Looking forward a few years, the flow of investment into the country will constantly outperform past levels, thanks to energetic demographics with more than 70% of the total population of working age and well-trained.

The business environment is stable and has improved, and the strong demand of the growing middle-and upper-classes, which is forecast to reach the fastest growth rate in Southeast Asia over the 2016-2020 period, can only be beneficial.

Real estate boom

Demand is increasing for office, retail, and hotel stock around the country. In Ho Chi Minh City, the country’s tallest building, the Vincom Landmark 81, is under construction.

Meanwhile, the Thu Thiem New Urban Area, a 657ha site east of the Saigon River, is ear-marked to be the new central financial district.

And last year, Takashimaya opened its first department store in Vietnam, within Saigon Centre in Ho Chi Minh City, a mixed-use development by Keppel Land from Singapore.

In Hanoi, the office sector is also seeing high levels of development, according to JLL research, while a new urban living project, Starlake Tay Ho Tay, is being constructed by the Republic of Korea conglomerate Daewoo Condotels and villas are also being built in secondary cities such as Danang to woo investors in the second-home market.

Vietnam’s burgeoning tourism industry, which welcomed 10 million visitors last year, is driving hotel developments. The Hoi An South Integrated Resort is currently being constructed, with its first phase to be completed in 2019.
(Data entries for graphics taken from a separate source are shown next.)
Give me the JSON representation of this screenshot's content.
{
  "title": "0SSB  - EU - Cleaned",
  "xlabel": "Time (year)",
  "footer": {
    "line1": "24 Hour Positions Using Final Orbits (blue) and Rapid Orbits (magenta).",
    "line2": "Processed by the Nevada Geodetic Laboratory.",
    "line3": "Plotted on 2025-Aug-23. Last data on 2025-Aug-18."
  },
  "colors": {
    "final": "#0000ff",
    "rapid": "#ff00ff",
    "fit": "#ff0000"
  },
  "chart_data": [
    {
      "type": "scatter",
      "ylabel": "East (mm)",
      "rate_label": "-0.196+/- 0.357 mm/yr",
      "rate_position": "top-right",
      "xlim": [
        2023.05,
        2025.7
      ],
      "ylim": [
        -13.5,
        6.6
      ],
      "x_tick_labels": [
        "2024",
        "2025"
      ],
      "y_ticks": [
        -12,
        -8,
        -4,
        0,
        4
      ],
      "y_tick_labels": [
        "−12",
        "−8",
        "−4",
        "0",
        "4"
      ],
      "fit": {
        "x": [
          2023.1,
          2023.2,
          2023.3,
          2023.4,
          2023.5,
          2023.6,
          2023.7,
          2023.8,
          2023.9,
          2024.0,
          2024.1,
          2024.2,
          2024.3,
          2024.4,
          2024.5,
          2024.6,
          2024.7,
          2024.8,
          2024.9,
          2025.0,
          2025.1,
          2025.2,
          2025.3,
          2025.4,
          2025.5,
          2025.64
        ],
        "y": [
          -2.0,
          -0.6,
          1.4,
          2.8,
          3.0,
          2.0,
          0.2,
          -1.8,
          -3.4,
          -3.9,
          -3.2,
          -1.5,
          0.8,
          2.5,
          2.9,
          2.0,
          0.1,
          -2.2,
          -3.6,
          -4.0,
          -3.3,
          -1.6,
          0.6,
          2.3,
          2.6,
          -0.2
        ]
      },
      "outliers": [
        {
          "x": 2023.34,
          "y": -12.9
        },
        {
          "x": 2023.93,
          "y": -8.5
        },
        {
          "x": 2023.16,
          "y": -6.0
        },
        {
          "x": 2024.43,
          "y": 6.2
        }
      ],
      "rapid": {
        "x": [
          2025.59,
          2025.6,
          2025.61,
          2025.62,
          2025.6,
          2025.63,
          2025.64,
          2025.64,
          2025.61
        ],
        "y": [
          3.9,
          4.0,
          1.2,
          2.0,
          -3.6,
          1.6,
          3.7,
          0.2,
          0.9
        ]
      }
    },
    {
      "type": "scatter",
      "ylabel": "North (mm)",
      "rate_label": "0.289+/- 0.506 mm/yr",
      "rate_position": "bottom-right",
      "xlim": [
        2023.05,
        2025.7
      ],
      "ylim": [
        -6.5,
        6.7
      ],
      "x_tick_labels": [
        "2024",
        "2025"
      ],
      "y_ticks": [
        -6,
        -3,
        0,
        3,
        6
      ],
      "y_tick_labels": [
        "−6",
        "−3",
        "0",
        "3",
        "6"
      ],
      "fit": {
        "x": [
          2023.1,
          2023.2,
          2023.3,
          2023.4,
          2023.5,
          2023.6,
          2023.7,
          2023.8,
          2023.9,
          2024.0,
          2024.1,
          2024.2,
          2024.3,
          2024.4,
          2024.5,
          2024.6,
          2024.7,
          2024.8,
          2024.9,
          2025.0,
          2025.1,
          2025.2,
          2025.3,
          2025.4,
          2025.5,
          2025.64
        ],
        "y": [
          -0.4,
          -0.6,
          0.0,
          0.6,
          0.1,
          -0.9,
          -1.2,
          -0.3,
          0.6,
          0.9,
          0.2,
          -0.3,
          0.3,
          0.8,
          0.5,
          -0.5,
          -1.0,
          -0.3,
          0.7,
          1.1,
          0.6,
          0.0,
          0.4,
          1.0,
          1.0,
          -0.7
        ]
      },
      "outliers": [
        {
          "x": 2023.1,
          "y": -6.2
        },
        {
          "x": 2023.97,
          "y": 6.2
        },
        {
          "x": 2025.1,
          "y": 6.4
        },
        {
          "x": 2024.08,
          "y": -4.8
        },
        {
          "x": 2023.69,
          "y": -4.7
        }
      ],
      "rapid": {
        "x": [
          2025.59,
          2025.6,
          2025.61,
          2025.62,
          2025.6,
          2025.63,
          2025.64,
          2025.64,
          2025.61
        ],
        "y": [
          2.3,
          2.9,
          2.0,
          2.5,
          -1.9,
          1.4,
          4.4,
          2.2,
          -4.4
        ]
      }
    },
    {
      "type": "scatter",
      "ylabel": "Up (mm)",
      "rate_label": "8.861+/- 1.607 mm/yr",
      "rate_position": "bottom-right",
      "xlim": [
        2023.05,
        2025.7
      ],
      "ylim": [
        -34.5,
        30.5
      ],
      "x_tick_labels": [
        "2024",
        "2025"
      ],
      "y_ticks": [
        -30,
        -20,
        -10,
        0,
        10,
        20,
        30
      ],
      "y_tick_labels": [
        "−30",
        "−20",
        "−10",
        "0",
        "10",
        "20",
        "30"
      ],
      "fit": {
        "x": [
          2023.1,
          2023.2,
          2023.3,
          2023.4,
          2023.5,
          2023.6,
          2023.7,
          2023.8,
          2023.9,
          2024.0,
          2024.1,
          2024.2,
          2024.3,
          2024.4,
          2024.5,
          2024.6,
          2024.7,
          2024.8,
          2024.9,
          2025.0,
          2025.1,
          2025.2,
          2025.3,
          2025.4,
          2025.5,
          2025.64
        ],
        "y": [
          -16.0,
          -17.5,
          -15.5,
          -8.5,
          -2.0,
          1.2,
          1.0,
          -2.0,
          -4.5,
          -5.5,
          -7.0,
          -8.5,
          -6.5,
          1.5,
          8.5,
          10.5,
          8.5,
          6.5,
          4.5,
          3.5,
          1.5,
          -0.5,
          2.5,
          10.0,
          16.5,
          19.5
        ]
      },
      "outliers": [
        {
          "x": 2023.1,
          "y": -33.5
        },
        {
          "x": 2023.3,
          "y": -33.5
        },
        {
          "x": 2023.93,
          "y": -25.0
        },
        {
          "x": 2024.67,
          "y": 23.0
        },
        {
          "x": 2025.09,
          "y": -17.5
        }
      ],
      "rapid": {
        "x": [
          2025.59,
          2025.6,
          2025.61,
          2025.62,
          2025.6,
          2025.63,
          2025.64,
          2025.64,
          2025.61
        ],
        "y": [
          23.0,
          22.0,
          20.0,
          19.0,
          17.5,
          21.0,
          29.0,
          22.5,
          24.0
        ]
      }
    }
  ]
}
Meanwhile, Halong Bay got its first five-star property, Wyndham Legend Halong Bay, last June.

There has been a lot of attention towards major tourist locations such as Danang, Nha Trang, and Phu Quoc in the last two years.

Industrial real estate is also enjoying a boost. Industrial parks in the north, south, and central regions are witnessing strong activity.

For instance, Long An province in southern Vietnam is experiencing strong demand for ready-built factories and industrial land. Binh Duong and nearby provinces are witnessing developments of eco-industrial parks and modern townships, invested mainly by Japanese investors.